Rookwood Pottery
|
|
View from Holy Cross Monastery
|
|
Coordinates | 39°6′26″N 84°30′3″W / 39.10722°N 84.50083°WCoordinates: 39°6′26″N 84°30′3″W / 39.10722°N 84.50083°W |
---|---|
Built | 1892 |
Architect | H. Neill Wilson (and later expanded) |
NRHP Reference # | 72001023 |
Added to NRHP | December 05, 1972 |
Rookwood Pottery is an American ceramics company now located in the Over-the-Rhine neighborhood in Cincinnati, Ohio. Founded in 1880, and successful until the Great Depression, production has been intermittent and at a low level since 1967, though there was a change of ownership in 2006, and expansion is planned.
Maria Longworth Nichols Storer, daughter of wealthy Joseph Longworth, founded Rookwood Pottery in 1880 as a result of being inspired by what she saw at the Centennial Exhibition in Philadelphia, including Japanese and French ceramics. The first Rookwood Pottery was located in a renovated school house on Eastern Avenue which had been purchased by Maria's father at a sheriff's sale in March 1880. Mrs. Storer named it Rookwood, after her father's country estate near the city in Walnut Hills. The first ware came from the kiln on Thanksgiving Day of that year.

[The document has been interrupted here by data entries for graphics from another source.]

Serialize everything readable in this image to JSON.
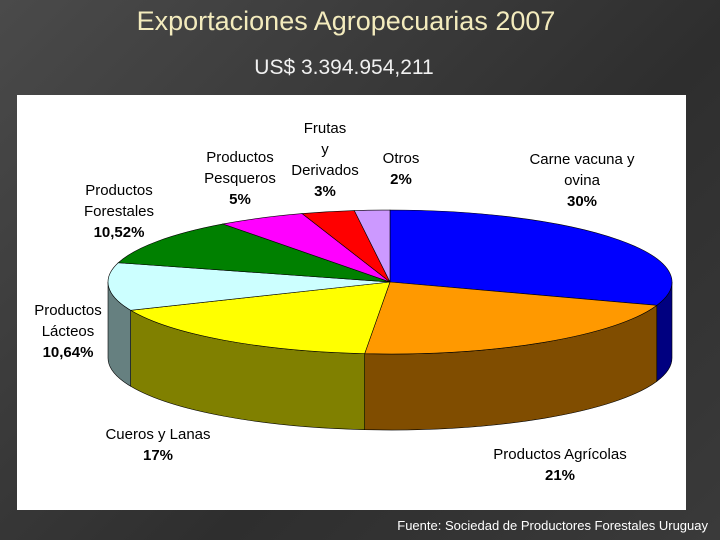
{
  "chart_data": {
    "type": "pie3d",
    "title": "Exportaciones Agropecuarias 2007",
    "subtitle": "US$ 3.394.954,211",
    "categories": [
      "Carne vacuna y\novina",
      "Productos Agrícolas",
      "Cueros y Lanas",
      "Productos\nLácteos",
      "Productos\nForestales",
      "Productos\nPesqueros",
      "Frutas\ny\nDerivados",
      "Otros"
    ],
    "values": [
      30,
      21,
      17,
      10.64,
      10.52,
      5,
      3,
      2
    ],
    "value_labels": [
      "30%",
      "21%",
      "17%",
      "10,64%",
      "10,52%",
      "5%",
      "3%",
      "2%"
    ],
    "colors": [
      "#0000ff",
      "#ff9900",
      "#ffff00",
      "#ccffff",
      "#008000",
      "#ff00ff",
      "#ff0000",
      "#cc99ff"
    ],
    "source": "Fuente: Sociedad de Productores Forestales Uruguay"
  }
}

Through years of experimentation with glazes and kiln temperatures, Rookwood pottery became a popular American art pottery, designed to be at least as decorative as it is useful. For more than a decade, beginning with Rookwood's founding, Clara Chipman Newton worked there as a china decorator, archivist, and general assistant with the title of secretary; she shared with Storer responsibility for overseeing the decoration and glazing. The artist Laura Anne Fry worked at Rookwood as a painter and teacher from 1881 to 1888.

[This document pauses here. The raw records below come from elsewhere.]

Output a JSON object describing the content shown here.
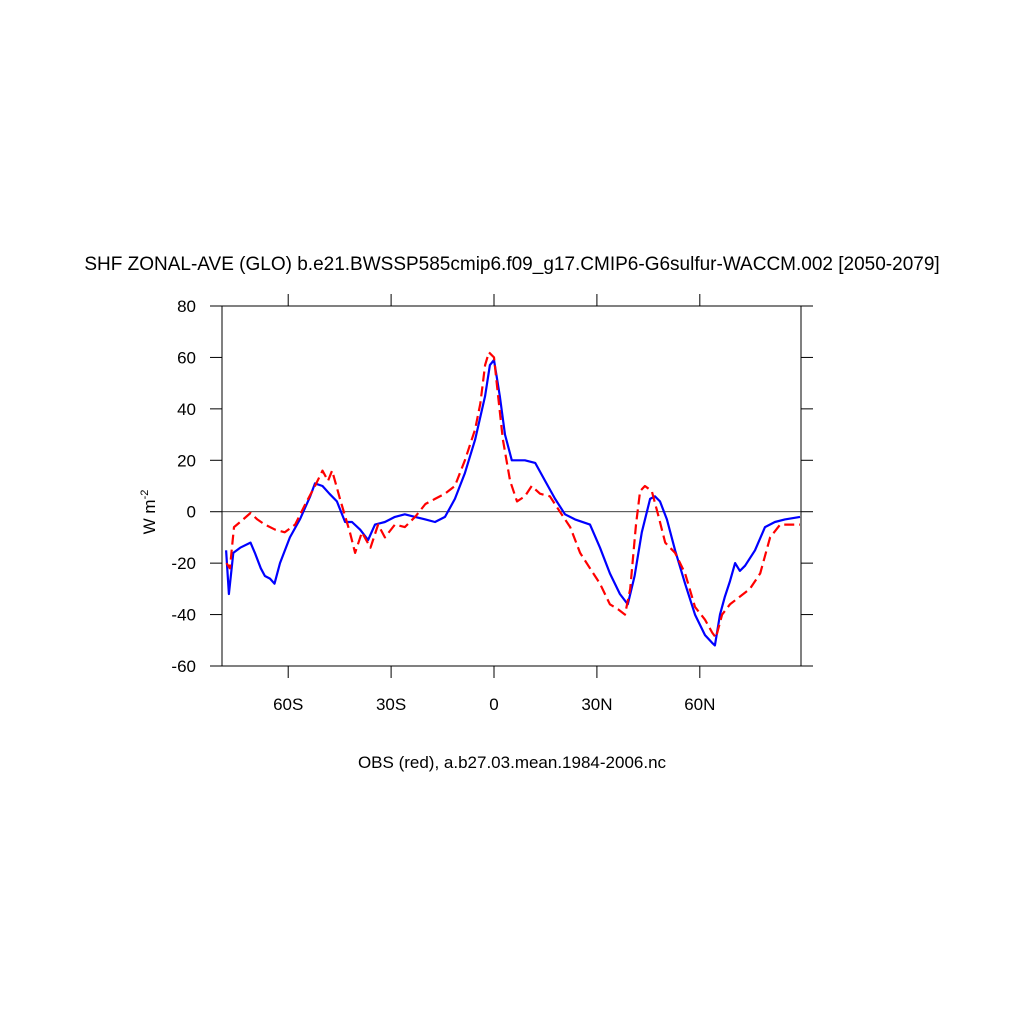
{
  "chart_data": {
    "type": "line",
    "title": "SHF ZONAL-AVE (GLO) b.e21.BWSSP585cmip6.f09_g17.CMIP6-G6sulfur-WACCM.002 [2050-2079]",
    "subtitle": "OBS (red), a.b27.03.mean.1984-2006.nc",
    "ylabel": "W m",
    "ylabel_sup": "-2",
    "xlim": [
      -79.3,
      89.5
    ],
    "ylim": [
      -60,
      80
    ],
    "xticks": [
      {
        "value": -60,
        "label": "60S"
      },
      {
        "value": -30,
        "label": "30S"
      },
      0,
      {
        "value": 30,
        "label": "30N"
      },
      {
        "value": 60,
        "label": "60N"
      }
    ],
    "yticks": [
      -60,
      -40,
      -20,
      0,
      20,
      40,
      60,
      80
    ],
    "reference_line": 0,
    "series": [
      {
        "color": "#0000ff",
        "dashed": false,
        "x": [
          -78.1,
          -77.3,
          -76,
          -74,
          -71,
          -69.7,
          -68,
          -66.8,
          -65.3,
          -64,
          -62.4,
          -59.5,
          -56.6,
          -53.6,
          -52.2,
          -50,
          -48,
          -45.8,
          -43.4,
          -41.4,
          -39,
          -36.7,
          -34.7,
          -31.8,
          -28.9,
          -26,
          -23,
          -20,
          -17.2,
          -14.3,
          -11.4,
          -8.5,
          -5.5,
          -2.6,
          -1.2,
          0,
          1.7,
          3.2,
          5.2,
          9,
          12,
          14.9,
          17.8,
          20.7,
          23.6,
          28,
          30.9,
          33.8,
          36.7,
          39,
          41,
          43.1,
          45.5,
          46.9,
          48.4,
          50.4,
          52.8,
          55.7,
          58.6,
          61.5,
          63.6,
          64.4,
          65.9,
          67.3,
          68.8,
          70.3,
          71.7,
          73.2,
          76.1,
          79,
          81.9,
          84.8,
          89.2
        ],
        "values": [
          -15,
          -32,
          -16,
          -14,
          -12,
          -16,
          -22,
          -25,
          -26,
          -28,
          -20,
          -10,
          -3,
          6,
          11,
          10,
          7,
          4,
          -4,
          -4,
          -7,
          -11,
          -5,
          -4,
          -2,
          -1,
          -2,
          -3,
          -4,
          -2,
          5,
          15,
          28,
          45,
          57,
          59,
          45,
          30,
          20,
          20,
          19,
          12,
          5,
          -1,
          -3,
          -5,
          -14,
          -24,
          -32,
          -36,
          -25,
          -8,
          5,
          6,
          4,
          -3,
          -15,
          -28,
          -40,
          -48,
          -51,
          -52,
          -40,
          -33,
          -27,
          -20,
          -23,
          -21,
          -15,
          -6,
          -4,
          -3,
          -2
        ]
      },
      {
        "color": "#ff0000",
        "dashed": true,
        "x": [
          -78,
          -77,
          -75.8,
          -74,
          -71,
          -69,
          -66.8,
          -63.8,
          -61,
          -58,
          -55,
          -52.2,
          -50,
          -48.4,
          -47.2,
          -44.9,
          -42,
          -40.5,
          -38.5,
          -36,
          -33.8,
          -31.8,
          -28.9,
          -26,
          -23,
          -20,
          -17.2,
          -14.3,
          -11.4,
          -8.5,
          -5.5,
          -4,
          -2.6,
          -1.5,
          0,
          1.2,
          2.6,
          4.7,
          6.7,
          9,
          11,
          13.4,
          16.3,
          19.2,
          22.2,
          25.1,
          28,
          30.9,
          33.8,
          36.2,
          38.2,
          39.7,
          41.4,
          42.6,
          44,
          46,
          47.8,
          49.9,
          52.8,
          55.7,
          58.6,
          61.5,
          63.6,
          64.7,
          66.5,
          68.8,
          71.7,
          74.6,
          77.6,
          80.5,
          83.4,
          86.3,
          89.2
        ],
        "values": [
          -20,
          -22,
          -6,
          -4,
          -0.5,
          -3,
          -5,
          -7,
          -8,
          -5,
          3,
          10,
          16,
          12,
          16,
          5,
          -8,
          -16,
          -8,
          -14,
          -5,
          -10,
          -5,
          -6,
          -2,
          3,
          5,
          7,
          10,
          20,
          32,
          42,
          57,
          62,
          60,
          45,
          28,
          12,
          4,
          6,
          10,
          7,
          6,
          0,
          -6,
          -16,
          -22,
          -28,
          -36,
          -38,
          -40,
          -30,
          -5,
          8,
          10,
          8,
          -1,
          -12,
          -16,
          -24,
          -37,
          -42,
          -47,
          -49,
          -40,
          -36,
          -33,
          -30,
          -24,
          -10,
          -5,
          -5,
          -5
        ]
      }
    ]
  }
}
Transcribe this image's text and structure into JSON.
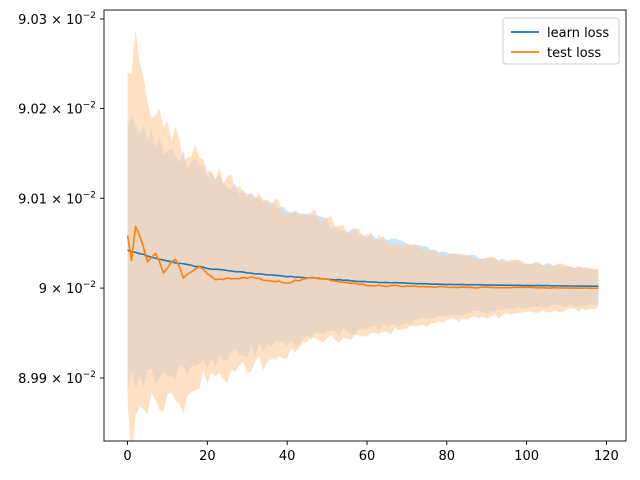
{
  "chart_data": {
    "type": "line",
    "title": "",
    "xlabel": "",
    "ylabel": "",
    "yscale": "log",
    "xlim": [
      -5.9,
      124.9
    ],
    "ylim": [
      0.08983,
      0.09031
    ],
    "grid": false,
    "legend_position": "top-right",
    "x_ticks": [
      0,
      20,
      40,
      60,
      80,
      100,
      120
    ],
    "x_tick_labels": [
      "0",
      "20",
      "40",
      "60",
      "80",
      "100",
      "120"
    ],
    "y_ticks": [
      0.0899,
      0.09,
      0.0901,
      0.0902,
      0.0903
    ],
    "y_tick_labels": [
      {
        "mantissa": "8.99",
        "exp": "−2"
      },
      {
        "mantissa": "9",
        "exp": "−2"
      },
      {
        "mantissa": "9.01",
        "exp": "−2"
      },
      {
        "mantissa": "9.02",
        "exp": "−2"
      },
      {
        "mantissa": "9.03",
        "exp": "−2"
      }
    ],
    "x": {
      "start": 0,
      "end": 118,
      "step": 1
    },
    "series": [
      {
        "name": "learn loss",
        "color": "#1f77b4",
        "band_color": "#a9d3ff",
        "band_opacity": 0.6,
        "mean_anchors": [
          [
            0,
            0.090042
          ],
          [
            10,
            0.09003
          ],
          [
            20,
            0.090022
          ],
          [
            30,
            0.090017
          ],
          [
            40,
            0.090013
          ],
          [
            60,
            0.090007
          ],
          [
            80,
            0.090004
          ],
          [
            100,
            0.090003
          ],
          [
            118,
            0.090002
          ]
        ],
        "mean_noise": 6e-07,
        "band_anchors": [
          [
            0,
            0.000145
          ],
          [
            10,
            0.000125
          ],
          [
            20,
            0.000105
          ],
          [
            30,
            8.8e-05
          ],
          [
            40,
            7.3e-05
          ],
          [
            60,
            5.2e-05
          ],
          [
            80,
            3.5e-05
          ],
          [
            100,
            2.5e-05
          ],
          [
            118,
            2e-05
          ]
        ],
        "band_noise": 1.2e-05
      },
      {
        "name": "test loss",
        "color": "#ff7f0e",
        "band_color": "#ffcc99",
        "band_opacity": 0.6,
        "mean_anchors": [
          [
            0,
            0.09006
          ],
          [
            1,
            0.09003
          ],
          [
            2,
            0.090068
          ],
          [
            3,
            0.09006
          ],
          [
            5,
            0.09003
          ],
          [
            7,
            0.09004
          ],
          [
            9,
            0.090018
          ],
          [
            12,
            0.090033
          ],
          [
            14,
            0.090012
          ],
          [
            18,
            0.090023
          ],
          [
            22,
            0.09001
          ],
          [
            30,
            0.090012
          ],
          [
            40,
            0.090006
          ],
          [
            46,
            0.090012
          ],
          [
            60,
            0.090003
          ],
          [
            80,
            0.090001
          ],
          [
            118,
            0.09
          ]
        ],
        "mean_noise": 1.5e-06,
        "band_anchors": [
          [
            0,
            0.00019
          ],
          [
            2,
            0.00022
          ],
          [
            5,
            0.00017
          ],
          [
            10,
            0.00015
          ],
          [
            20,
            0.00012
          ],
          [
            30,
            0.0001
          ],
          [
            40,
            8e-05
          ],
          [
            60,
            5.5e-05
          ],
          [
            80,
            3.8e-05
          ],
          [
            100,
            2.8e-05
          ],
          [
            118,
            2.2e-05
          ]
        ],
        "band_noise": 1.8e-05
      }
    ]
  }
}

The second Rookwood Pottery building, on top of Mount Adams, was built in 1891-1892 by H. Neill Wilson, who was son of prominent Cincinnati architect James Keys Wilson.

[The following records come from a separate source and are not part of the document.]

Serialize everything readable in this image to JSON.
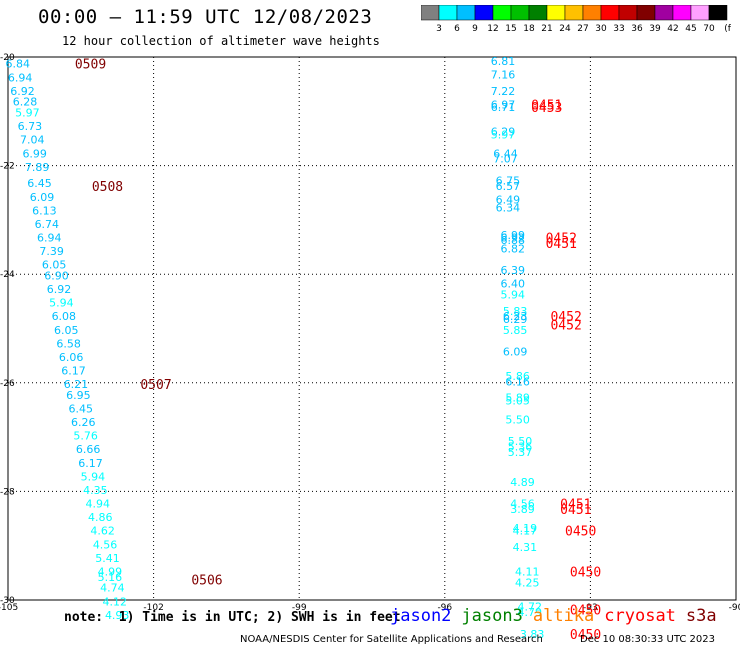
{
  "title": "00:00 – 11:59 UTC 12/08/2023",
  "subtitle": "12 hour collection of altimeter wave heights",
  "colorbar": {
    "ticks": [
      "3",
      "6",
      "9",
      "12",
      "15",
      "18",
      "21",
      "24",
      "27",
      "30",
      "33",
      "36",
      "39",
      "42",
      "45",
      "70"
    ],
    "unit": "(ft)",
    "colors": [
      "#808080",
      "#00ffff",
      "#00bfff",
      "#0000ff",
      "#00ff00",
      "#00c000",
      "#008000",
      "#ffff00",
      "#ffc000",
      "#ff8000",
      "#ff0000",
      "#c00000",
      "#800000",
      "#a000a0",
      "#ff00ff",
      "#ffa0ff",
      "#000000"
    ]
  },
  "axes": {
    "lon_labels": [
      "-105",
      "-102",
      "-99",
      "-96",
      "-93",
      "-90"
    ],
    "lat_labels": [
      "-20",
      "-22",
      "-24",
      "-26",
      "-28",
      "-30"
    ]
  },
  "notes": "note:  1) Time is in UTC; 2) SWH is in feet",
  "legend": [
    {
      "name": "jason2",
      "color": "#0000ff"
    },
    {
      "name": "jason3",
      "color": "#008000"
    },
    {
      "name": "altika",
      "color": "#ff8000"
    },
    {
      "name": "cryosat",
      "color": "#ff0000"
    },
    {
      "name": "s3a",
      "color": "#800000"
    }
  ],
  "credit": "NOAA/NESDIS Center for Satellite Applications and Research",
  "timestamp": "Dec 10 08:30:33 UTC 2023",
  "track_colors": {
    "low": "#00bfff",
    "high": "#00ffff",
    "time_s3a": "#800000",
    "time_cryosat": "#ff0000"
  },
  "chart_data": {
    "type": "scatter",
    "xlabel": "",
    "ylabel": "",
    "xlim": [
      -105,
      -90
    ],
    "ylim": [
      -30,
      -20
    ],
    "grid": true,
    "tracks": [
      {
        "satellite": "s3a",
        "points": [
          {
            "lon": -104.8,
            "lat": -20.05,
            "swh": "6.84"
          },
          {
            "lon": -104.75,
            "lat": -20.3,
            "swh": "6.94"
          },
          {
            "lon": -104.7,
            "lat": -20.55,
            "swh": "6.92"
          },
          {
            "lon": -104.65,
            "lat": -20.75,
            "swh": "6.28"
          },
          {
            "lon": -104.6,
            "lat": -20.95,
            "swh": "5.97"
          },
          {
            "lon": -104.55,
            "lat": -21.2,
            "swh": "6.73"
          },
          {
            "lon": -104.5,
            "lat": -21.45,
            "swh": "7.04"
          },
          {
            "lon": -104.45,
            "lat": -21.7,
            "swh": "6.99"
          },
          {
            "lon": -104.4,
            "lat": -21.95,
            "swh": "7.89"
          },
          {
            "lon": -104.35,
            "lat": -22.25,
            "swh": "6.45"
          },
          {
            "lon": -104.3,
            "lat": -22.5,
            "swh": "6.09"
          },
          {
            "lon": -104.25,
            "lat": -22.75,
            "swh": "6.13"
          },
          {
            "lon": -104.2,
            "lat": -23.0,
            "swh": "6.74"
          },
          {
            "lon": -104.15,
            "lat": -23.25,
            "swh": "6.94"
          },
          {
            "lon": -104.1,
            "lat": -23.5,
            "swh": "7.39"
          },
          {
            "lon": -104.05,
            "lat": -23.75,
            "swh": "6.05"
          },
          {
            "lon": -104.0,
            "lat": -23.95,
            "swh": "6.90"
          },
          {
            "lon": -103.95,
            "lat": -24.2,
            "swh": "6.92"
          },
          {
            "lon": -103.9,
            "lat": -24.45,
            "swh": "5.94"
          },
          {
            "lon": -103.85,
            "lat": -24.7,
            "swh": "6.08"
          },
          {
            "lon": -103.8,
            "lat": -24.95,
            "swh": "6.05"
          },
          {
            "lon": -103.75,
            "lat": -25.2,
            "swh": "6.58"
          },
          {
            "lon": -103.7,
            "lat": -25.45,
            "swh": "6.06"
          },
          {
            "lon": -103.65,
            "lat": -25.7,
            "swh": "6.17"
          },
          {
            "lon": -103.6,
            "lat": -25.95,
            "swh": "6.21"
          },
          {
            "lon": -103.55,
            "lat": -26.15,
            "swh": "6.95"
          },
          {
            "lon": -103.5,
            "lat": -26.4,
            "swh": "6.45"
          },
          {
            "lon": -103.45,
            "lat": -26.65,
            "swh": "6.26"
          },
          {
            "lon": -103.4,
            "lat": -26.9,
            "swh": "5.76"
          },
          {
            "lon": -103.35,
            "lat": -27.15,
            "swh": "6.66"
          },
          {
            "lon": -103.3,
            "lat": -27.4,
            "swh": "6.17"
          },
          {
            "lon": -103.25,
            "lat": -27.65,
            "swh": "5.94"
          },
          {
            "lon": -103.2,
            "lat": -27.9,
            "swh": "4.35"
          },
          {
            "lon": -103.15,
            "lat": -28.15,
            "swh": "4.94"
          },
          {
            "lon": -103.1,
            "lat": -28.4,
            "swh": "4.86"
          },
          {
            "lon": -103.05,
            "lat": -28.65,
            "swh": "4.62"
          },
          {
            "lon": -103.0,
            "lat": -28.9,
            "swh": "4.56"
          },
          {
            "lon": -102.95,
            "lat": -29.15,
            "swh": "5.41"
          },
          {
            "lon": -102.9,
            "lat": -29.4,
            "swh": "4.99"
          },
          {
            "lon": -102.9,
            "lat": -29.5,
            "swh": "5.16"
          },
          {
            "lon": -102.85,
            "lat": -29.7,
            "swh": "4.74"
          },
          {
            "lon": -102.8,
            "lat": -29.95,
            "swh": "4.12"
          },
          {
            "lon": -102.75,
            "lat": -30.2,
            "swh": "4.93"
          }
        ],
        "times": [
          {
            "lon": -103.3,
            "lat": -20.05,
            "label": "0509"
          },
          {
            "lon": -102.95,
            "lat": -22.3,
            "label": "0508"
          },
          {
            "lon": -101.95,
            "lat": -25.95,
            "label": "0507"
          },
          {
            "lon": -100.9,
            "lat": -29.55,
            "label": "0506"
          }
        ]
      },
      {
        "satellite": "cryosat",
        "points": [
          {
            "lon": -94.8,
            "lat": -20.0,
            "swh": "6.81"
          },
          {
            "lon": -94.8,
            "lat": -20.25,
            "swh": "7.16"
          },
          {
            "lon": -94.8,
            "lat": -20.55,
            "swh": "7.22"
          },
          {
            "lon": -94.8,
            "lat": -20.8,
            "swh": "6.97"
          },
          {
            "lon": -94.8,
            "lat": -20.85,
            "swh": "6.71"
          },
          {
            "lon": -94.8,
            "lat": -21.3,
            "swh": "6.29"
          },
          {
            "lon": -94.8,
            "lat": -21.35,
            "swh": "5.97"
          },
          {
            "lon": -94.75,
            "lat": -21.7,
            "swh": "6.44"
          },
          {
            "lon": -94.75,
            "lat": -21.8,
            "swh": "7.07"
          },
          {
            "lon": -94.7,
            "lat": -22.2,
            "swh": "6.75"
          },
          {
            "lon": -94.7,
            "lat": -22.3,
            "swh": "6.57"
          },
          {
            "lon": -94.7,
            "lat": -22.55,
            "swh": "6.49"
          },
          {
            "lon": -94.7,
            "lat": -22.7,
            "swh": "6.34"
          },
          {
            "lon": -94.6,
            "lat": -23.2,
            "swh": "6.99"
          },
          {
            "lon": -94.6,
            "lat": -23.25,
            "swh": "6.92"
          },
          {
            "lon": -94.6,
            "lat": -23.3,
            "swh": "6.88"
          },
          {
            "lon": -94.6,
            "lat": -23.45,
            "swh": "6.82"
          },
          {
            "lon": -94.6,
            "lat": -23.85,
            "swh": "6.39"
          },
          {
            "lon": -94.6,
            "lat": -24.1,
            "swh": "6.40"
          },
          {
            "lon": -94.6,
            "lat": -24.3,
            "swh": "5.94"
          },
          {
            "lon": -94.55,
            "lat": -24.6,
            "swh": "5.83"
          },
          {
            "lon": -94.55,
            "lat": -24.7,
            "swh": "6.23"
          },
          {
            "lon": -94.55,
            "lat": -24.75,
            "swh": "6.29"
          },
          {
            "lon": -94.55,
            "lat": -24.95,
            "swh": "5.85"
          },
          {
            "lon": -94.55,
            "lat": -25.35,
            "swh": "6.09"
          },
          {
            "lon": -94.5,
            "lat": -25.8,
            "swh": "5.86"
          },
          {
            "lon": -94.5,
            "lat": -25.9,
            "swh": "6.16"
          },
          {
            "lon": -94.5,
            "lat": -26.2,
            "swh": "5.89"
          },
          {
            "lon": -94.5,
            "lat": -26.25,
            "swh": "5.05"
          },
          {
            "lon": -94.5,
            "lat": -26.6,
            "swh": "5.50"
          },
          {
            "lon": -94.45,
            "lat": -27.0,
            "swh": "5.50"
          },
          {
            "lon": -94.45,
            "lat": -27.1,
            "swh": "5.36"
          },
          {
            "lon": -94.45,
            "lat": -27.2,
            "swh": "5.37"
          },
          {
            "lon": -94.4,
            "lat": -27.75,
            "swh": "4.89"
          },
          {
            "lon": -94.4,
            "lat": -28.15,
            "swh": "4.56"
          },
          {
            "lon": -94.4,
            "lat": -28.25,
            "swh": "3.89"
          },
          {
            "lon": -94.35,
            "lat": -28.6,
            "swh": "4.19"
          },
          {
            "lon": -94.35,
            "lat": -28.65,
            "swh": "4.17"
          },
          {
            "lon": -94.35,
            "lat": -28.95,
            "swh": "4.31"
          },
          {
            "lon": -94.3,
            "lat": -29.4,
            "swh": "4.11"
          },
          {
            "lon": -94.3,
            "lat": -29.6,
            "swh": "4.25"
          },
          {
            "lon": -94.25,
            "lat": -30.05,
            "swh": "4.72"
          },
          {
            "lon": -94.25,
            "lat": -30.15,
            "swh": "4.79"
          },
          {
            "lon": -94.2,
            "lat": -30.55,
            "swh": "3.83"
          }
        ],
        "times": [
          {
            "lon": -93.9,
            "lat": -20.8,
            "label": "0451"
          },
          {
            "lon": -93.9,
            "lat": -20.85,
            "label": "0453"
          },
          {
            "lon": -93.6,
            "lat": -23.25,
            "label": "0452"
          },
          {
            "lon": -93.6,
            "lat": -23.35,
            "label": "0451"
          },
          {
            "lon": -93.5,
            "lat": -24.7,
            "label": "0452"
          },
          {
            "lon": -93.5,
            "lat": -24.85,
            "label": "0452"
          },
          {
            "lon": -93.3,
            "lat": -28.15,
            "label": "0451"
          },
          {
            "lon": -93.3,
            "lat": -28.25,
            "label": "0451"
          },
          {
            "lon": -93.2,
            "lat": -28.65,
            "label": "0450"
          },
          {
            "lon": -93.1,
            "lat": -29.4,
            "label": "0450"
          },
          {
            "lon": -93.1,
            "lat": -30.1,
            "label": "0450"
          },
          {
            "lon": -93.1,
            "lat": -30.55,
            "label": "0450"
          }
        ]
      }
    ]
  }
}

Each era of Rookwood work has its own unique character. The earliest work is relief-worked on colored clay, in red, pinks, greys and sage or olive greens. Some were gilt, or had stamped patterns, and some were carved. Often these were painted or otherwise decorated by the purchaser of the "greenware" (unfinished piece), a precursor to today's do-it-yourself movement. However, such personally decorated pieces are not usually considered Rookwood for purposes of sale or valuation.